26. September 2022 von Vivien Emily Schiller
Stillen und Arbeiten
„Du möchtest nach dem Mutterschutz direkt wieder arbeiten? Dann wirst du wohl nicht stillen?“ Diese Aussage habe ich von fast allen, mit denen ich über meinen Wiedereinstieg gesprochen habe, gehört. Und jedes Mal waren meine Zuhörenden erstaunt über meine Antwort. Vorab: Stillen ist ein sehr sensibles Thema und eine sehr persönliche Angelegenheit. Dieser Erfahrungsbericht soll keine Wertung über das Stillen oder Alternativen oder den Zeitpunkt des Wiedereinstiegs darstellen, sondern lediglich eine Möglichkeit aufzeigen, wie Arbeiten und Stillen funktionieren kann, wenn der Wunsch besteht, beides zu tun. Ich verfasse diesen Bericht, da ich persönlich auf wenig Erfahrungsberichte zurückgreifen konnte.
Rechtliche Grundlagen
Die rechtlichen Grundlagen zum Stillen und Arbeiten finden sich im Mutterschutzgesetz und in der Arbeitsstättenverordnung.
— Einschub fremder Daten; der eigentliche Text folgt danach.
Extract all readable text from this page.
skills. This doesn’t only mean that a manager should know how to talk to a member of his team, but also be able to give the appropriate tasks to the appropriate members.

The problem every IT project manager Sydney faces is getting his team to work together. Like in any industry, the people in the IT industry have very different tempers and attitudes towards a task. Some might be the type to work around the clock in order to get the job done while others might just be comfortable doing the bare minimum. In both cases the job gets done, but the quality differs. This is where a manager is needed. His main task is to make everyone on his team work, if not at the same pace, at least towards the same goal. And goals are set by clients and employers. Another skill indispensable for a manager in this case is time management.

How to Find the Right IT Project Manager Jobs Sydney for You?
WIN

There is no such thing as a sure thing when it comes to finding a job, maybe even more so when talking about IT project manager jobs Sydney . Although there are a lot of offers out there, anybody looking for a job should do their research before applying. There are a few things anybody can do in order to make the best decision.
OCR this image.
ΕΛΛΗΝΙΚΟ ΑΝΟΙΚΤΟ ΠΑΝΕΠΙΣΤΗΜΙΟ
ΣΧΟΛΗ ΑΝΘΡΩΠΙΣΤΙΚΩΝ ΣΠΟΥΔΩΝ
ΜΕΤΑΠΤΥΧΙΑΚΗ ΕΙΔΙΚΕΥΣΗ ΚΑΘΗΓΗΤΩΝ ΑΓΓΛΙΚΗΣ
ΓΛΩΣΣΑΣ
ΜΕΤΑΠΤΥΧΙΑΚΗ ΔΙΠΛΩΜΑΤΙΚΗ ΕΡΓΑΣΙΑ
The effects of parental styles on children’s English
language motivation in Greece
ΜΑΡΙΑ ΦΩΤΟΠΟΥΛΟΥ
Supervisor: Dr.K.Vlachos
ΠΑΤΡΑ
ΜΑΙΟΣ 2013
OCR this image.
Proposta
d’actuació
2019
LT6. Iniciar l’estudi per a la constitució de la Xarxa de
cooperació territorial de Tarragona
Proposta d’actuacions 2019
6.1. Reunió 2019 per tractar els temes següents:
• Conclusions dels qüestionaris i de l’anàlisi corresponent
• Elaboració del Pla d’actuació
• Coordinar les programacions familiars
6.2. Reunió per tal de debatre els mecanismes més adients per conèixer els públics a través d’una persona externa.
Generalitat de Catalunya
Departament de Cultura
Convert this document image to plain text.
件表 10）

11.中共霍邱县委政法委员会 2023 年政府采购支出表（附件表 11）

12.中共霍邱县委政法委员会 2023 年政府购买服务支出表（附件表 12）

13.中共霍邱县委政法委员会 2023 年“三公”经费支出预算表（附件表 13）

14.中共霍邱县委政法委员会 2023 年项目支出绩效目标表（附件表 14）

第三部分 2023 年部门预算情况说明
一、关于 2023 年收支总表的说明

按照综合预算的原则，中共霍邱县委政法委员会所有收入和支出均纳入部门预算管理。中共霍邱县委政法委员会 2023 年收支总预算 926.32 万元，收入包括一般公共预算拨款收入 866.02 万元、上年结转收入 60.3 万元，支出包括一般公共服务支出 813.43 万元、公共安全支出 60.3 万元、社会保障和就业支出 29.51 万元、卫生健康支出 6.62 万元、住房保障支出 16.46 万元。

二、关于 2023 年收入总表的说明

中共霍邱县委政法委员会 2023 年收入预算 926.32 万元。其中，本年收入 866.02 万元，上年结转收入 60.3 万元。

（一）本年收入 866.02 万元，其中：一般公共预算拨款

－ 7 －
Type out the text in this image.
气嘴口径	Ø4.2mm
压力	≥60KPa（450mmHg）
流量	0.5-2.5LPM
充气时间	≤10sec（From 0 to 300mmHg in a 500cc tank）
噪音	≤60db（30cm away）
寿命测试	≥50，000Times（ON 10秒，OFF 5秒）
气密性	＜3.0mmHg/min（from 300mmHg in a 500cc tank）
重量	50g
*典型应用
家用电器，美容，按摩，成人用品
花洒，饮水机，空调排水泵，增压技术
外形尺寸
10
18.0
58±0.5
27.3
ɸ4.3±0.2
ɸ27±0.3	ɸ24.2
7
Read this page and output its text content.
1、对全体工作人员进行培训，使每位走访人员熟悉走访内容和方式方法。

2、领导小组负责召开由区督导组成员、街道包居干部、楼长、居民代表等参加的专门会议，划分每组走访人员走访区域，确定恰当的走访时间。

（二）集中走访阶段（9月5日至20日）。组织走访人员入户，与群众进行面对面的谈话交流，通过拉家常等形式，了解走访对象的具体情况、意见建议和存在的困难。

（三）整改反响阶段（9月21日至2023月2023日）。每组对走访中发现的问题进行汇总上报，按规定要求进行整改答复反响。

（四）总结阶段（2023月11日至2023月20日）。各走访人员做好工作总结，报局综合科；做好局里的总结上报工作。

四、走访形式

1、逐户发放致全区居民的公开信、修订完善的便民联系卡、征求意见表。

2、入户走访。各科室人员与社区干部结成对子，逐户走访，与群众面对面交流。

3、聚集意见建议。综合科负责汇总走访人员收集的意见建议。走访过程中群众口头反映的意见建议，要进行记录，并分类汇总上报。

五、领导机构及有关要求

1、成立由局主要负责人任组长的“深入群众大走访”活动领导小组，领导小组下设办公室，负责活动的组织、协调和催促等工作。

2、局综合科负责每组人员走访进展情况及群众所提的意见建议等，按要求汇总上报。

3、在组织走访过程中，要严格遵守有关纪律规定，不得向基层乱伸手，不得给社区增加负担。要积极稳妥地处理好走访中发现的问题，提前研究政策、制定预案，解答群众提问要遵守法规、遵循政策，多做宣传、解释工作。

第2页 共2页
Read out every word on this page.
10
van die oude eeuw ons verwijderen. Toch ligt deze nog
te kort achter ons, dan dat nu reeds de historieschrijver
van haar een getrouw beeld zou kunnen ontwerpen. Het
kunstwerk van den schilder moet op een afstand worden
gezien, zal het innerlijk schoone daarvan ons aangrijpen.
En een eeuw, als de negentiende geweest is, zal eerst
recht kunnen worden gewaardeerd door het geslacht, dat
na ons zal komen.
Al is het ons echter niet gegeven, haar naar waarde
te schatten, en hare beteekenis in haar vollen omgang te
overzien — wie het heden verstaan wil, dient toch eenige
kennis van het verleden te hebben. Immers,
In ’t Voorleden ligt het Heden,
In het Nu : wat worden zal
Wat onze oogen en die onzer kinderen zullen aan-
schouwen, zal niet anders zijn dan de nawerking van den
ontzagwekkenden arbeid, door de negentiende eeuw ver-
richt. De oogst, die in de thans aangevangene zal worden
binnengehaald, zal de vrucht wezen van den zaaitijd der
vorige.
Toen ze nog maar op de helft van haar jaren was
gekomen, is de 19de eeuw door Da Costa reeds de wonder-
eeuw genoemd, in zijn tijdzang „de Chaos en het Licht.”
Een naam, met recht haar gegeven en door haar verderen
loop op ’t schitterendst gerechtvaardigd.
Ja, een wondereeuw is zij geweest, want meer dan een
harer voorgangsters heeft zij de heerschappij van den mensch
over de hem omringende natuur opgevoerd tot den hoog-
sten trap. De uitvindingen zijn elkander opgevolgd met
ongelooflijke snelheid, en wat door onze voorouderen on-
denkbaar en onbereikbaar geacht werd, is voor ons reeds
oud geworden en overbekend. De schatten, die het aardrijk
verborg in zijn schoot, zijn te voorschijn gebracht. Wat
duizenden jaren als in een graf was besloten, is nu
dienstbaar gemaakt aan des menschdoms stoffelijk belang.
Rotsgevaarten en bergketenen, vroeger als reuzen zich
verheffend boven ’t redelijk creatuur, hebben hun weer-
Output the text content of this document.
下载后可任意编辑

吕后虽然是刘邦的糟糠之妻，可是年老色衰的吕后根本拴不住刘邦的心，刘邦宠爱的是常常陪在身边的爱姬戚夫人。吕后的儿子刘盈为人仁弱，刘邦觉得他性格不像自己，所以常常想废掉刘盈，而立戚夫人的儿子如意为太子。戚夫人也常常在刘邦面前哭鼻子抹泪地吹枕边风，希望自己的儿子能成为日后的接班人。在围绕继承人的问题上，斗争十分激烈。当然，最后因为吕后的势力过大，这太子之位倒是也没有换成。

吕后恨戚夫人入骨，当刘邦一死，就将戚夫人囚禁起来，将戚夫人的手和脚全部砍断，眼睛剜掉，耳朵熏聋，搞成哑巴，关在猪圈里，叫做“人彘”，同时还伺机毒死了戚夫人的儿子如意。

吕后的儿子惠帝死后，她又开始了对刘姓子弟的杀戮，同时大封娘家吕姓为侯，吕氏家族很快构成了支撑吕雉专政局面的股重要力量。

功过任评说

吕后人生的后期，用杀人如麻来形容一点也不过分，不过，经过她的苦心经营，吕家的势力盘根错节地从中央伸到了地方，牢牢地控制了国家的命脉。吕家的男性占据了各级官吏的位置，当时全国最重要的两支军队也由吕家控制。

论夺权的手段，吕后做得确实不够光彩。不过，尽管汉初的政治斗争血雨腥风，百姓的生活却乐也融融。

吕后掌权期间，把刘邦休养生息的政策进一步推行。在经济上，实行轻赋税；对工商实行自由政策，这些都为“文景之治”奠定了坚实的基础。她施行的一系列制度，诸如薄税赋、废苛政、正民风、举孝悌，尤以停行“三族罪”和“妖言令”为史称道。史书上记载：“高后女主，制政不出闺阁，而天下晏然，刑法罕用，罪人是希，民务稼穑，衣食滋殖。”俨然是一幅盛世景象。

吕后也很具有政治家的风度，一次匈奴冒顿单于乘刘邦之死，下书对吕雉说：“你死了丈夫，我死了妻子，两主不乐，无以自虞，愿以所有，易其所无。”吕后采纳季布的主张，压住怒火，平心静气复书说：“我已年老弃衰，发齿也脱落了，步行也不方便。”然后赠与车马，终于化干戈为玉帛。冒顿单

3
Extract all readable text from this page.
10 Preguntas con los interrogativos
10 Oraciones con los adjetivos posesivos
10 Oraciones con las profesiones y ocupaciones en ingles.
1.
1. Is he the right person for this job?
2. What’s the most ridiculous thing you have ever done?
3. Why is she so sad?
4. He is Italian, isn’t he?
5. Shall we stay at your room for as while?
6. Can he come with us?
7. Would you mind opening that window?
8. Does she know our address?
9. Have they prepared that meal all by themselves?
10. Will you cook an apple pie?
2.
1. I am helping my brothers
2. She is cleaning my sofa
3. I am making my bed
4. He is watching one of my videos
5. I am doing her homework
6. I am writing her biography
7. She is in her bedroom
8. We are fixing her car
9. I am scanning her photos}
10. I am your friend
Zunächst ist es wichtig zu wissen, dass auch nach der Rückkehr aus dem standardmäßigen achtwöchigen Mutterschutz nach der Geburt weiterhin der gleiche Mutterschutz wie mit der Verkündung der Schwangerschaft besteht. Dazu zählen auch folgende Punkte:
1. Der Arbeitgeber hat eine Frau für die Zeit freizustellen, die zur Durchführung der Untersuchungen im Rahmen der Leistungen der gesetzlichen Krankenversicherung bei Schwangerschaft und Mutterschaft erforderlich sind. Entsprechendes gilt zugunsten einer Frau, die nicht in der gesetzlichen Krankenversicherung versichert ist.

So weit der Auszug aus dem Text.